6–33C Define the coefficient of performance of a heat

pump in words. Can it be greater than unity?

Answer 36

6-33C The coefficient of performance of a heat pump represents the amount of heat supplied to the heated space for each
unit of work supplied. It can be greater than unity.

Question 37

6–34C A heat pump that is used to heat a house has a COP of 2.5. That is, the heat pump delivers 2.5 kWh of energy to the house for each 1 kWh of electricity it consumes. Is this a violation of the first law of thermodynamics? Explain.

Answer 37

6-34C No. The heat pump captures energy from a cold medium and carries it to a warm medium. It does not create it.

Question 38

6–35C A refrigerator has a COP of 1.5. That is, the refrigerator removes 1.5 kWh of energy from the refrigerated space for each 1 kWh of electricity it consumes.
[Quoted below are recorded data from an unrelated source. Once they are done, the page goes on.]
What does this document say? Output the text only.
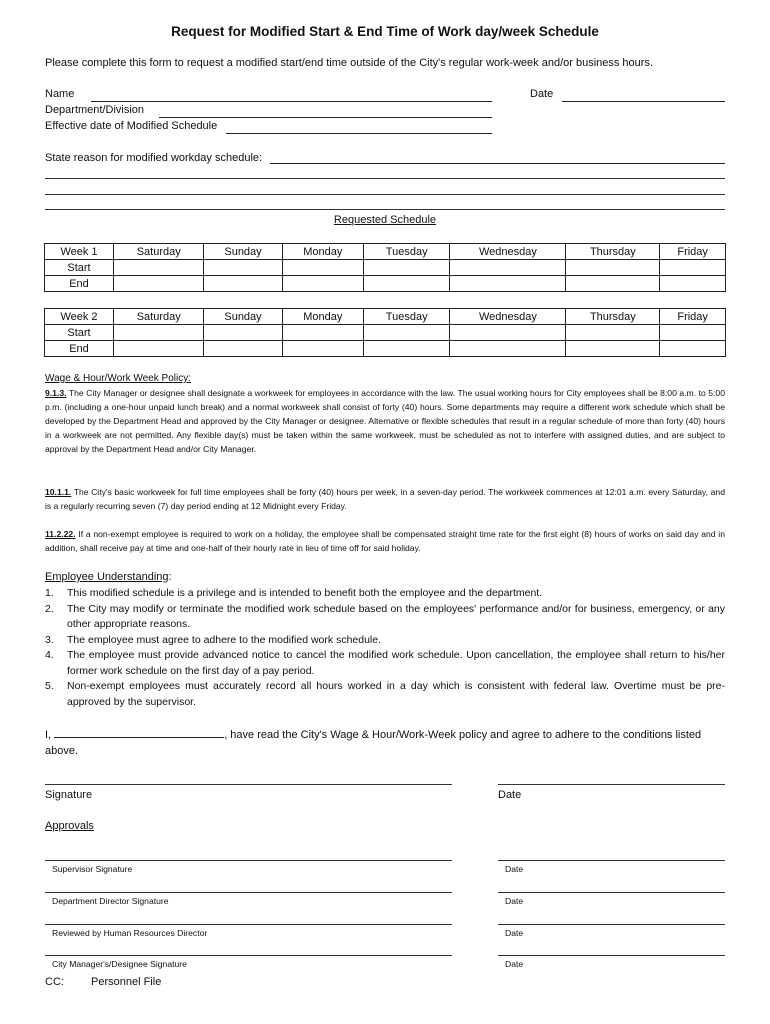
Request for Modified Start & End Time of Work day/week Schedule
Please complete this form to request a modified start/end time outside of the City's regular work-week and/or business hours.
Name	Date
Department/Division
Effective date of Modified Schedule
State reason for modified workday schedule:
Requested Schedule
Week 1	Saturday	Sunday	Monday	Tuesday	Wednesday	Thursday	Friday
Start							
End							
Week 2	Saturday	Sunday	Monday	Tuesday	Wednesday	Thursday	Friday
Start							
End							
Wage & Hour/Work Week Policy:
9.1.3. The City Manager or designee shall designate a workweek for employees in accordance with the law. The usual working hours for City employees shall be 8:00 a.m. to 5:00 p.m. (including a one-hour unpaid lunch break) and a normal workweek shall consist of forty (40) hours. Some departments may require a different work schedule which shall be developed by the Department Head and approved by the City Manager or designee. Alternative or flexible schedules that result in a regular schedule of more than forty (40) hours in a workweek are not permitted. Any flexible day(s) must be taken within the same workweek, must be scheduled as not to interfere with assigned duties, and are subject to approval by the Department Head and/or City Manager.
10.1.1. The City's basic workweek for full time employees shall be forty (40) hours per week, in a seven-day period. The workweek commences at 12:01 a.m. every Saturday, and is a regularly recurring seven (7) day period ending at 12 Midnight every Friday.
11.2.22. If a non-exempt employee is required to work on a holiday, the employee shall be compensated straight time rate for the first eight (8) hours of works on said day and in addition, shall receive pay at time and one-half of their hourly rate in lieu of time off for said holiday.
Employee Understanding:
1.	This modified schedule is a privilege and is intended to benefit both the employee and the department.
2.	The City may modify or terminate the modified work schedule based on the employees' performance and/or for business, emergency, or any other appropriate reasons.
3.	The employee must agree to adhere to the modified work schedule.
4.	The employee must provide advanced notice to cancel the modified work schedule. Upon cancellation, the employee shall return to his/her former work schedule on the first day of a pay period.
5.	Non-exempt employees must accurately record all hours worked in a day which is consistent with federal law. Overtime must be pre-approved by the supervisor.
I,	, have read the City's Wage & Hour/Work-Week policy and agree to adhere to the conditions listed above.
Signature	Date
Approvals
Supervisor Signature	Date
Department Director Signature	Date
Reviewed by Human Resources Director	Date
City Manager's/Designee Signature	Date
CC: Personnel File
Is this a violation of the first law of thermodynamics? Explain.

Answer 38

6-35C No. The refrigerator captures energy from a cold medium and carries it to a warm medium. It does not create it.

Question 39

6–36C What is the Clausius expression of the second law

of thermodynamics?

Answer 39

6-36C No device can transfer heat from a cold medium to a warm medium without requiring a heat or work input from the surroundings.

Question 40

6–37C Show that the Kelvin–Planck and the Clausius

expressions of the second law are equivalent.

Answer 40

6-37C The violation of one statement leads to the violation of the other one, as shown in Sec. 6-4, and thus we conclude that the two statements are equivalent.